An interesting note in the latest Canalys Smartphone quarterly summary (http://www.canalys.com/pr/2009/r2009112.htm):
“…in our October study of 600 European decision makers in medium and large enterprises, more than 20% said they expect the iPhone to be the dominant smart phone platform for running business applications in their organisation within the next 3 to 5 years. In France, the iPhone was ahead of Windows Mobile and RIM in this regard – a remarkable result.”
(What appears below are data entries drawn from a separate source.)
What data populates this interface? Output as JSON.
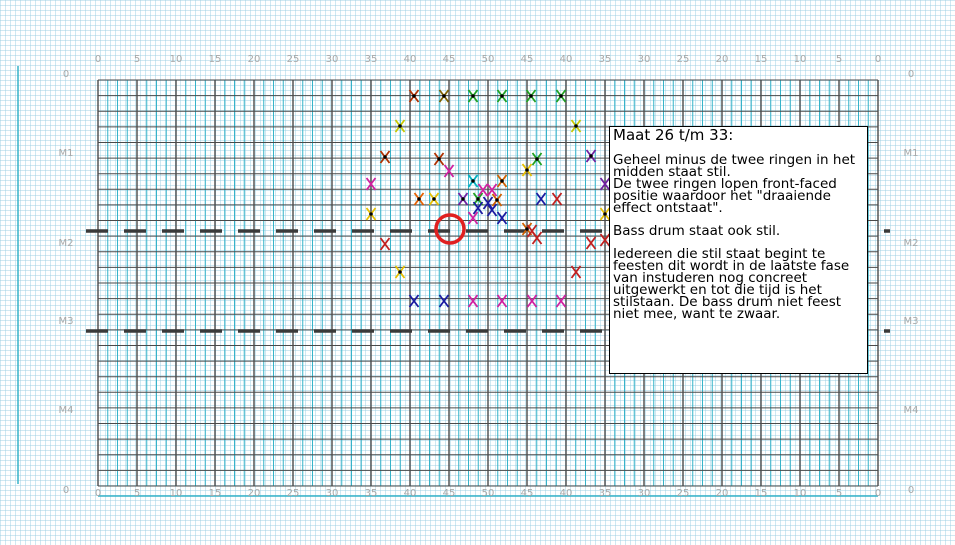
{
  "scale_labels": [
    "0",
    "5",
    "10",
    "15",
    "20",
    "25",
    "30",
    "35",
    "40",
    "45",
    "50",
    "45",
    "40",
    "35",
    "30",
    "25",
    "20",
    "15",
    "10",
    "5",
    "0"
  ],
  "measure_labels": [
    "0",
    "M1",
    "M2",
    "M3",
    "M4",
    "0"
  ],
  "colors": {
    "grid_cyan": "#36b3c9",
    "grid_dark": "#4a4a4a",
    "dashed_line": "#3a3a3a",
    "highlight_circle": "#e02020",
    "note_border": "#000000"
  },
  "note": {
    "title": "Maat 26 t/m 33:",
    "p1": "Geheel minus de twee ringen in het midden staat stil.",
    "p2": "De twee ringen lopen front-faced positie waardoor het \"draaiende effect ontstaat\".",
    "p3": "Bass drum staat ook stil.",
    "p4": "Iedereen die stil staat begint te feesten dit wordt in de laatste fase van instuderen nog concreet uitgewerkt en tot die tijd is het stilstaan. De bass drum niet feest niet mee, want te zwaar."
  },
  "markers": [
    {
      "color": "#b03000",
      "dot": true
    },
    {
      "color": "#806000",
      "dot": true
    },
    {
      "color": "#20a020",
      "dot": true
    },
    {
      "color": "#20a020",
      "dot": true
    },
    {
      "color": "#20a020",
      "dot": true
    },
    {
      "color": "#20a020",
      "dot": true
    },
    {
      "color": "#c8c800",
      "dot": true
    },
    {
      "color": "#c8c800",
      "dot": true
    },
    {
      "color": "#b03000",
      "dot": true
    },
    {
      "color": "#b03000",
      "dot": true
    },
    {
      "color": "#20a020",
      "dot": true
    },
    {
      "color": "#7020a0",
      "dot": true
    },
    {
      "color": "#d020a0",
      "dot": false
    },
    {
      "color": "#d020a0",
      "dot": false
    },
    {
      "color": "#d06000",
      "dot": true
    },
    {
      "color": "#7020a0",
      "dot": false
    },
    {
      "color": "#e8c000",
      "dot": true
    },
    {
      "color": "#e86000",
      "dot": true
    },
    {
      "color": "#e8c000",
      "dot": true
    },
    {
      "color": "#7020a0",
      "dot": true
    },
    {
      "color": "#20a020",
      "dot": true
    },
    {
      "color": "#1a1aa0",
      "dot": false
    },
    {
      "color": "#c02020",
      "dot": false
    },
    {
      "color": "#00b0c0",
      "dot": true
    },
    {
      "color": "#d020a0",
      "dot": false
    },
    {
      "color": "#d020a0",
      "dot": false
    },
    {
      "color": "#d06000",
      "dot": true
    },
    {
      "color": "#1a1aa0",
      "dot": false
    },
    {
      "color": "#1a1aa0",
      "dot": false
    },
    {
      "color": "#1a1aa0",
      "dot": false
    },
    {
      "color": "#d020a0",
      "dot": false
    },
    {
      "color": "#1a1aa0",
      "dot": false
    },
    {
      "color": "#e8c000",
      "dot": true
    },
    {
      "color": "#d06000",
      "dot": true
    },
    {
      "color": "#c02020",
      "dot": false
    },
    {
      "color": "#c02020",
      "dot": false
    },
    {
      "color": "#c02020",
      "dot": false
    },
    {
      "color": "#c02020",
      "dot": false
    },
    {
      "color": "#e8c000",
      "dot": true
    },
    {
      "color": "#c02020",
      "dot": false
    },
    {
      "color": "#e8c000",
      "dot": true
    },
    {
      "color": "#c02020",
      "dot": false
    },
    {
      "color": "#1a1aa0",
      "dot": false
    },
    {
      "color": "#1a1aa0",
      "dot": false
    },
    {
      "color": "#d020a0",
      "dot": false
    },
    {
      "color": "#d020a0",
      "dot": false
    },
    {
      "color": "#d020a0",
      "dot": false
    },
    {
      "color": "#d020a0",
      "dot": false
    }
  ]
}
This short quote brought back to mind the recently formed partnership between Nokia and Microsoft to deal with RIM. One fruit of this relationship is a recent job posting atcareers.microsoft.com which seeks Symbian developers to work for Microsoft:
Job Category: Software Engineering: Development
Location: India, Hyderabad
Job ID: 702365
Division: Microsoft Business Division
The Office team is looking for a self-motivated and highly passionate Developers to contribute in building a new team and drive discipline excellence in the delivery of Office Mobile and Communication experiences for Nokia’s Symbian smartphones.
Microsoft and Nokia have formed a global alliance to design, develop and market mobile productivity, communications and collaboration solutions.
Under the terms of the agreement, the two companies will begin collaborating immediately on the design, development and marketing of productivity solutions for the mobile professional, bringing Microsoft Office Mobile and Microsoft business communications, collaboration and device management software to Nokia’s Symbian devices. These solutions will be available for a broad range of Nokia smartphones starting with the company’s business optimized range, Nokia Eseries. The two companies will also market these solutions to businesses, carriers and individuals.
This project builds on the existing relationship with Nokia who is optimizing access to email and other personal information with Exchange Activesync. Next year, Nokia intends to start shipping Microsoft Office Communicator Mobile on their smartphones, followed by other Office applications and related software and services in the future.
While the iPhone wins hearts and minds in IT through sheer brilliance Nokia tries to become a supplier to IT departments through a strategy deeply rooted in the 1980s: the manipulation and exertion of control over file formats. As IT has diminished in importance (to the point of ceasing to matter to some) it’s hard to understand this misplaced alliance with Microsoft over something so inconsequential.